For now, every key and value should be string, it is explained why in design decisions.
Query on common fields:
curl http://localhost:8088/query \
--header 'Authorization: Bearer JWT_TOKEN' \
--header 'Content-Type: application/json' \
--data '{
"event_type": "customer_created",
"filters": {
"common_field_1": "something"
}
}'
Query on variable fields:
curl http://localhost:8088/query \
--header 'Authorization: Bearer JWT_TOKEN' \
--header 'Content-Type: application/json' \
--data '{
"event_type": "customer_created",
"filters": {
"identity": "1"
}
}'
Query on both common and variable fields:
curl http://localhost:8088/query \
--header 'Authorization: Bearer JWT_TOKEN' \
--header 'Content-Type: application/json' \
--data '{
"event_type": "customer_created",
"filters": {
"common_field_1": "something",
"common_field_2": "something else",
"identity": "1"
}
}'
Because of nature of this project, you may need to support many ingestion protocols, and you may need to test many data stores, so I chose Hexagonal (Ports & Adapters) architecture.

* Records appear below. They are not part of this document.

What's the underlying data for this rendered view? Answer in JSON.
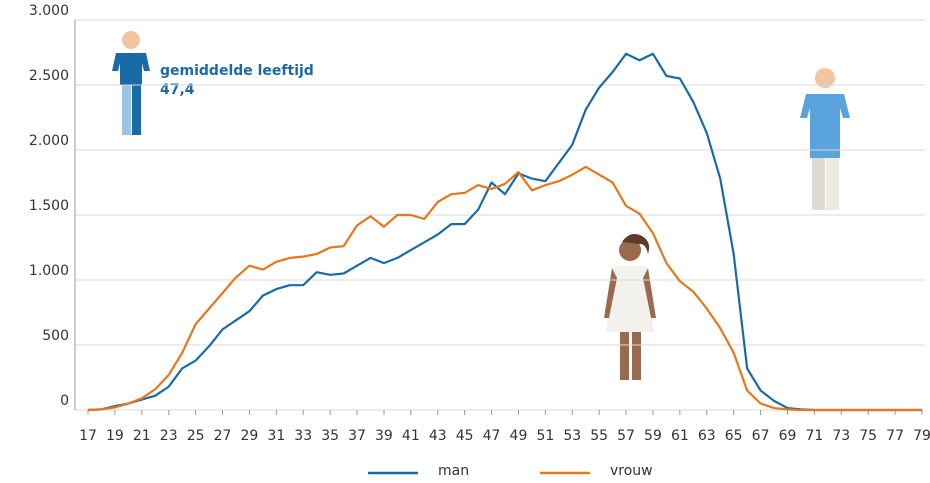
{
  "chart_data": {
    "type": "line",
    "x": [
      17,
      18,
      19,
      20,
      21,
      22,
      23,
      24,
      25,
      26,
      27,
      28,
      29,
      30,
      31,
      32,
      33,
      34,
      35,
      36,
      37,
      38,
      39,
      40,
      41,
      42,
      43,
      44,
      45,
      46,
      47,
      48,
      49,
      50,
      51,
      52,
      53,
      54,
      55,
      56,
      57,
      58,
      59,
      60,
      61,
      62,
      63,
      64,
      65,
      66,
      67,
      68,
      69,
      70,
      71,
      72,
      73,
      74,
      75,
      76,
      77,
      78,
      79
    ],
    "series": [
      {
        "name": "man",
        "color": "#1a6aa8",
        "values": [
          0,
          5,
          30,
          50,
          80,
          110,
          180,
          320,
          380,
          490,
          620,
          690,
          760,
          880,
          930,
          960,
          960,
          1060,
          1040,
          1050,
          1110,
          1170,
          1130,
          1170,
          1230,
          1290,
          1350,
          1430,
          1430,
          1540,
          1750,
          1660,
          1820,
          1780,
          1760,
          1900,
          2040,
          2310,
          2480,
          2600,
          2740,
          2690,
          2740,
          2570,
          2550,
          2370,
          2130,
          1780,
          1200,
          320,
          150,
          70,
          15,
          5,
          0,
          0,
          0,
          0,
          0,
          0,
          0,
          0,
          0
        ]
      },
      {
        "name": "vrouw",
        "color": "#e8761b",
        "values": [
          0,
          5,
          20,
          50,
          90,
          160,
          270,
          440,
          660,
          780,
          900,
          1020,
          1110,
          1080,
          1140,
          1170,
          1180,
          1200,
          1250,
          1260,
          1420,
          1490,
          1410,
          1500,
          1500,
          1470,
          1600,
          1660,
          1670,
          1730,
          1700,
          1740,
          1830,
          1690,
          1730,
          1760,
          1810,
          1870,
          1810,
          1750,
          1570,
          1510,
          1360,
          1130,
          990,
          910,
          780,
          630,
          440,
          150,
          50,
          15,
          5,
          0,
          0,
          0,
          0,
          0,
          0,
          0,
          0,
          0,
          0
        ]
      }
    ],
    "xlim": [
      17,
      79
    ],
    "xticks": [
      17,
      19,
      21,
      23,
      25,
      27,
      29,
      31,
      33,
      35,
      37,
      39,
      41,
      43,
      45,
      47,
      49,
      51,
      53,
      55,
      57,
      59,
      61,
      63,
      65,
      67,
      69,
      71,
      73,
      75,
      77,
      79
    ],
    "ylim": [
      0,
      3000
    ],
    "yticks": [
      0,
      500,
      {
        "value": 1000,
        "label": "1.000"
      },
      {
        "value": 1500,
        "label": "1.500"
      },
      {
        "value": 2000,
        "label": "2.000"
      },
      {
        "value": 2500,
        "label": "2.500"
      },
      {
        "value": 3000,
        "label": "3.000"
      }
    ],
    "grid": true,
    "annotations": [
      "gemiddelde leeftijd",
      "47,4"
    ]
  }
}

By taking advantage of layering of this architecture, the main logic of the program can be used with any type of inputs and storages.
Because it is stated that the system is write-intensive, I spin up many workers in goroutines to accept events and return immediately, then batch those events in background and write them in data store when batch size is large enough or a deadline is met.

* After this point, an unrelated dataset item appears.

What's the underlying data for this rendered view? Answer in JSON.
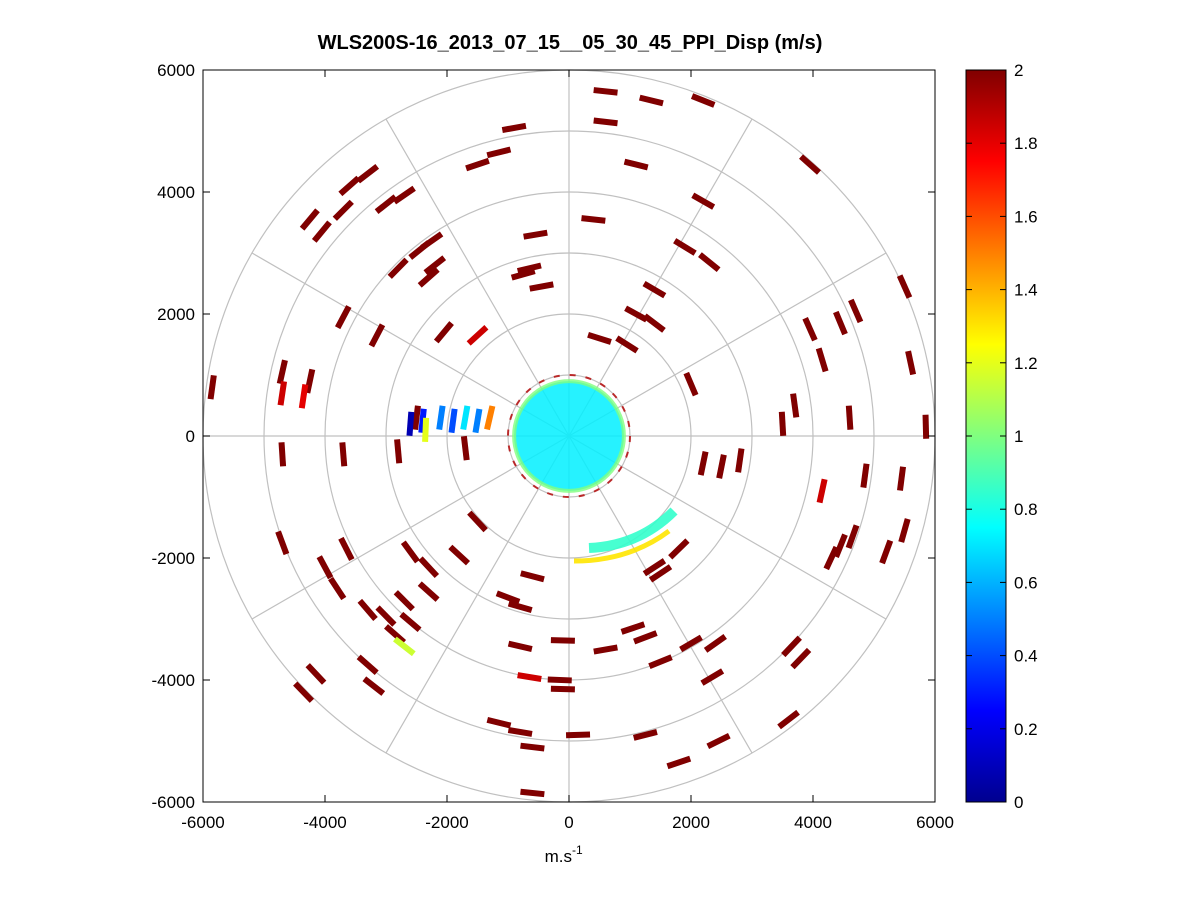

And as a side-note, there are all kinds of shortcuts, and dirty implementations in the code because it is just a simple demo project.
Because it is write-intensive, I selected Clickhouse as data store, because it is an immutable columnar insert-only database and has no lock when inserting data.

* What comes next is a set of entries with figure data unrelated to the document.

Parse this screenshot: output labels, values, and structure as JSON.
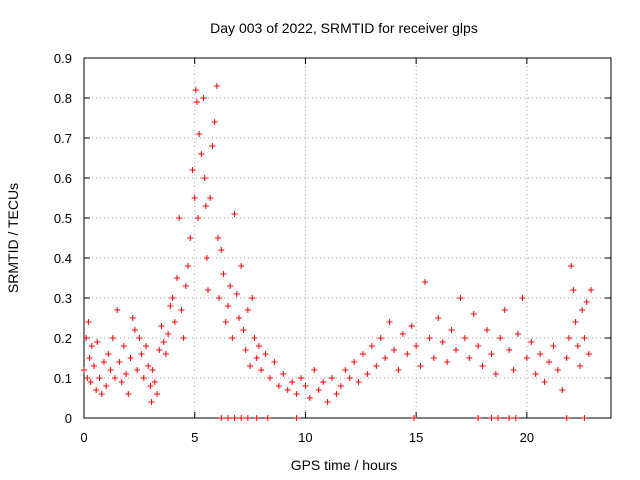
{
  "chart_data": {
    "type": "scatter",
    "title": "Day 003 of 2022, SRMTID for receiver glps",
    "xlabel": "GPS time / hours",
    "ylabel": "SRMTID / TECUs",
    "xlim": [
      0,
      23.8
    ],
    "ylim": [
      0,
      0.9
    ],
    "xticks": [
      0,
      5,
      10,
      15,
      20
    ],
    "xtick_labels": [
      "0",
      "5",
      "10",
      "15",
      "20"
    ],
    "yticks": [
      0,
      0.1,
      0.2,
      0.3,
      0.4,
      0.5,
      0.6,
      0.7,
      0.8,
      0.9
    ],
    "ytick_labels": [
      "0",
      "0.1",
      "0.2",
      "0.3",
      "0.4",
      "0.5",
      "0.6",
      "0.7",
      "0.8",
      "0.9"
    ],
    "grid": true,
    "marker": "+",
    "series": [
      {
        "name": "SRMTID",
        "color": "#ff0000",
        "points": [
          [
            0.0,
            0.12
          ],
          [
            0.1,
            0.2
          ],
          [
            0.15,
            0.1
          ],
          [
            0.2,
            0.24
          ],
          [
            0.25,
            0.15
          ],
          [
            0.3,
            0.09
          ],
          [
            0.35,
            0.18
          ],
          [
            0.45,
            0.13
          ],
          [
            0.55,
            0.07
          ],
          [
            0.6,
            0.19
          ],
          [
            0.7,
            0.1
          ],
          [
            0.8,
            0.06
          ],
          [
            0.9,
            0.14
          ],
          [
            1.0,
            0.08
          ],
          [
            1.1,
            0.16
          ],
          [
            1.2,
            0.12
          ],
          [
            1.3,
            0.2
          ],
          [
            1.4,
            0.1
          ],
          [
            1.5,
            0.27
          ],
          [
            1.6,
            0.14
          ],
          [
            1.7,
            0.09
          ],
          [
            1.8,
            0.18
          ],
          [
            1.9,
            0.11
          ],
          [
            2.0,
            0.06
          ],
          [
            2.1,
            0.15
          ],
          [
            2.2,
            0.25
          ],
          [
            2.3,
            0.22
          ],
          [
            2.4,
            0.12
          ],
          [
            2.5,
            0.2
          ],
          [
            2.6,
            0.16
          ],
          [
            2.7,
            0.1
          ],
          [
            2.8,
            0.18
          ],
          [
            2.9,
            0.13
          ],
          [
            3.0,
            0.08
          ],
          [
            3.05,
            0.04
          ],
          [
            3.1,
            0.12
          ],
          [
            3.2,
            0.09
          ],
          [
            3.3,
            0.06
          ],
          [
            3.4,
            0.17
          ],
          [
            3.5,
            0.23
          ],
          [
            3.6,
            0.19
          ],
          [
            3.7,
            0.16
          ],
          [
            3.8,
            0.21
          ],
          [
            3.9,
            0.28
          ],
          [
            4.0,
            0.3
          ],
          [
            4.1,
            0.24
          ],
          [
            4.2,
            0.35
          ],
          [
            4.3,
            0.5
          ],
          [
            4.4,
            0.27
          ],
          [
            4.5,
            0.2
          ],
          [
            4.6,
            0.33
          ],
          [
            4.7,
            0.38
          ],
          [
            4.8,
            0.45
          ],
          [
            4.9,
            0.62
          ],
          [
            5.0,
            0.55
          ],
          [
            5.05,
            0.82
          ],
          [
            5.1,
            0.79
          ],
          [
            5.15,
            0.5
          ],
          [
            5.2,
            0.71
          ],
          [
            5.3,
            0.66
          ],
          [
            5.4,
            0.8
          ],
          [
            5.45,
            0.6
          ],
          [
            5.5,
            0.53
          ],
          [
            5.55,
            0.4
          ],
          [
            5.6,
            0.32
          ],
          [
            5.7,
            0.55
          ],
          [
            5.8,
            0.68
          ],
          [
            5.9,
            0.74
          ],
          [
            6.0,
            0.83
          ],
          [
            6.05,
            0.45
          ],
          [
            6.1,
            0.3
          ],
          [
            6.2,
            0.42
          ],
          [
            6.3,
            0.36
          ],
          [
            6.4,
            0.24
          ],
          [
            6.5,
            0.28
          ],
          [
            6.6,
            0.33
          ],
          [
            6.7,
            0.2
          ],
          [
            6.8,
            0.51
          ],
          [
            6.9,
            0.31
          ],
          [
            7.0,
            0.25
          ],
          [
            7.1,
            0.38
          ],
          [
            7.2,
            0.22
          ],
          [
            7.3,
            0.17
          ],
          [
            7.4,
            0.27
          ],
          [
            7.5,
            0.13
          ],
          [
            7.6,
            0.3
          ],
          [
            7.7,
            0.2
          ],
          [
            7.8,
            0.15
          ],
          [
            7.9,
            0.18
          ],
          [
            8.0,
            0.12
          ],
          [
            8.2,
            0.16
          ],
          [
            8.4,
            0.1
          ],
          [
            8.6,
            0.14
          ],
          [
            8.8,
            0.08
          ],
          [
            9.0,
            0.11
          ],
          [
            9.2,
            0.07
          ],
          [
            9.4,
            0.09
          ],
          [
            9.6,
            0.06
          ],
          [
            9.8,
            0.1
          ],
          [
            10.0,
            0.08
          ],
          [
            10.2,
            0.05
          ],
          [
            10.4,
            0.12
          ],
          [
            10.6,
            0.07
          ],
          [
            10.8,
            0.09
          ],
          [
            11.0,
            0.04
          ],
          [
            11.2,
            0.1
          ],
          [
            11.4,
            0.06
          ],
          [
            11.6,
            0.08
          ],
          [
            11.8,
            0.12
          ],
          [
            12.0,
            0.1
          ],
          [
            12.2,
            0.14
          ],
          [
            12.4,
            0.09
          ],
          [
            12.6,
            0.16
          ],
          [
            12.8,
            0.11
          ],
          [
            13.0,
            0.18
          ],
          [
            13.2,
            0.13
          ],
          [
            13.4,
            0.2
          ],
          [
            13.6,
            0.15
          ],
          [
            13.8,
            0.24
          ],
          [
            14.0,
            0.17
          ],
          [
            14.2,
            0.12
          ],
          [
            14.4,
            0.21
          ],
          [
            14.6,
            0.16
          ],
          [
            14.8,
            0.23
          ],
          [
            15.0,
            0.18
          ],
          [
            15.2,
            0.13
          ],
          [
            15.4,
            0.34
          ],
          [
            15.6,
            0.2
          ],
          [
            15.8,
            0.15
          ],
          [
            16.0,
            0.25
          ],
          [
            16.2,
            0.19
          ],
          [
            16.4,
            0.14
          ],
          [
            16.6,
            0.22
          ],
          [
            16.8,
            0.17
          ],
          [
            17.0,
            0.3
          ],
          [
            17.2,
            0.2
          ],
          [
            17.4,
            0.15
          ],
          [
            17.6,
            0.26
          ],
          [
            17.8,
            0.18
          ],
          [
            18.0,
            0.13
          ],
          [
            18.2,
            0.22
          ],
          [
            18.4,
            0.16
          ],
          [
            18.6,
            0.11
          ],
          [
            18.8,
            0.2
          ],
          [
            19.0,
            0.27
          ],
          [
            19.2,
            0.17
          ],
          [
            19.4,
            0.12
          ],
          [
            19.6,
            0.21
          ],
          [
            19.8,
            0.3
          ],
          [
            20.0,
            0.15
          ],
          [
            20.2,
            0.19
          ],
          [
            20.4,
            0.11
          ],
          [
            20.6,
            0.16
          ],
          [
            20.8,
            0.09
          ],
          [
            21.0,
            0.14
          ],
          [
            21.2,
            0.18
          ],
          [
            21.4,
            0.12
          ],
          [
            21.6,
            0.07
          ],
          [
            21.8,
            0.15
          ],
          [
            21.9,
            0.2
          ],
          [
            22.0,
            0.38
          ],
          [
            22.1,
            0.32
          ],
          [
            22.2,
            0.24
          ],
          [
            22.3,
            0.18
          ],
          [
            22.4,
            0.13
          ],
          [
            22.5,
            0.27
          ],
          [
            22.6,
            0.2
          ],
          [
            22.7,
            0.29
          ],
          [
            22.8,
            0.16
          ],
          [
            22.9,
            0.32
          ],
          [
            6.2,
            0.0
          ],
          [
            6.5,
            0.0
          ],
          [
            6.8,
            0.0
          ],
          [
            7.1,
            0.0
          ],
          [
            7.4,
            0.0
          ],
          [
            7.8,
            0.0
          ],
          [
            8.3,
            0.0
          ],
          [
            9.6,
            0.0
          ],
          [
            14.9,
            0.0
          ],
          [
            17.8,
            0.0
          ],
          [
            18.4,
            0.0
          ],
          [
            18.7,
            0.0
          ],
          [
            19.2,
            0.0
          ],
          [
            19.5,
            0.0
          ],
          [
            21.8,
            0.0
          ],
          [
            22.6,
            0.0
          ]
        ]
      }
    ]
  }
}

But on the other hand, this is not the best database to handle variable data, so I made two implementation of it using two separate methods for handling variable data, Nested data
and Map
.
A trade-off of using this database for variable fields is that all keys and values should be string. There is a simple way of implementing many Maps or Nested data, one for each type of data (one for strings, one for integers, one for floats, ...). It can be implemented in a future version.
Another trade-off of using Clickhouse is that it works better with batch inserts instead of single inserts. But as explained before, the system is already batching events, so it is not a problem here.
For this first iteration, events are ingested to the system using simple json requests, but there are other ways for that. For example, it can accept events from other microservices using sockets (either tcp or udp). Another way to handle events with specific fields to them is using a data serialization system (like Apache Avro) to be able to define schema for each event type in the 3rd-party system. It can even parse structured log files and extract events from them.
For now, it is using json, and it would be better to have a Swagger documentation for it, but it was overkill for this simple API.
Because it is a simple project, authentication is implemented in a simple and dirty way. There are predefined users that can have read, write or read&write permission. There could be an access level for each event type and user groups and all sorts of fancy solutions, but not for a simple demo project. Because no framework is used to implement it, and it is using basic web-server functionality of Golang, authentication is handled in a silly way. It could be a full-fledged solution, and it could be handled in middleware that handles everything better.